Persistono in tale contesto fenomeni sanitari abnormi estremamente onerosi per
la stessa azienda sanitaria, come il day hospital riabilitativo utilizzato
diffusamente per fruire di prestazioni di tipo ambulatoriale in strutture
private accreditate.
Le
attività di riabilitazione nella nostra provincia, nell’ambito del servizio
pubblico, gravemente deficitarie in passato, sono state ulteriormente
penalizzate raggiungendo un degrado in tutti i settori di intervento ed un
livello di insoddisfazione dell’utenza e degli stessi operatori mai registrato
prima.
Un
polo ospedaliero unico, al centro della provincia, permetterebbe
ancora
di allestire hospice e residenze sanitarie assistenziali, dove oggi predomina il
privato. Si potrebbero recuperare risorse finanziare importanti e dare
assistenza di qualità.

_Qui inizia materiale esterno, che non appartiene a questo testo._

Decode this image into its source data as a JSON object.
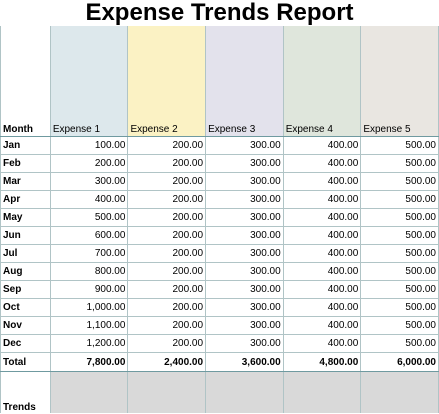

Inoltre, c’è necessità di accorpamento delle strutture
ospedaliere di Frosinone, Ceccano e Alatri, per organizzare una rete diffusa di
day-hospital, day-surgery e di hospice per non intasare i ricoveri
ospedalieri.
Non bisogna trascurare il fatto che oggi i
Pronti Soccorso e le UOC di medicina sono intasate dalle richieste di ricovero
per pazienti anziani, portatori di pluripatologie e malati terminali.
La realizzazioni di Hospice e di una
efficiente rete di assistenza domiciliare potrebbe portare ad un notevole
recupero di posti letto e ad un recupero sostanziale di risorse finanziare.
Bisogna considerare che nella cultura del
cittadino è ormai consolidata l’abitudine di delegare all’assistenza sanitaria
gli ultimi momenti di vita del malato terminale.
Concludendo,
si vuole ancora sottolineare la necessità di interventi pubblici urgenti ed
efficaci per rilanciare la fiducia della gente nella sanità pubblica. In
particolare, gli interventi devono essere mirati per creare eccellenze nel
settore della cardiologia, della oncologia, della traumatologia e della chirurgia.
Occorre anche prevedere la necessità di un salto di qualità nella ematologia alla luce
dell’aumento progressivo della insorgenza di malattie del sangue.
Rapporto con la sanità privata
Le
strutture sanitarie private e la stipula di convenzioni di queste strutture con
la ASL , debbono
essere condizionate ad un impegno del privato a realizzare attività di indagine
e di cura integrative e non sostitutive
delle attività dei servizi sanitari pubblici.
Le
convenzioni, inoltre, dovrebbero prevedere l’abbattimento dei tempi di attesa
con l’erogazione dei servizi nei tempi previsti dalla legge. Finora non è
andata così.
a)
definisce,
nell’ambito della programmazione regionale, le linee di indirizzo per
l’impostazione programmatica delle attività dell’azienda unità sanitaria locale;
b)
esamina il
bilancio pluriennale di previsione e il bilancio di esercizio dell’azienda
unità sanitaria locale e rimette alla Giunta regionale le relative
osservazioni;
c)
verifica
l’andamento generale dell’attività dell’azienda unità sanitaria locale;
d)
contribuisce alle
definizione dei piani programmatici dell’azienda unità sanitaria locale;
e)
trasmette le
proprie valutazioni e propri
suggerimenti al direttore e alla Giunta regionale che sono tenuti a fornire
entro trenta giorni risposta motivata.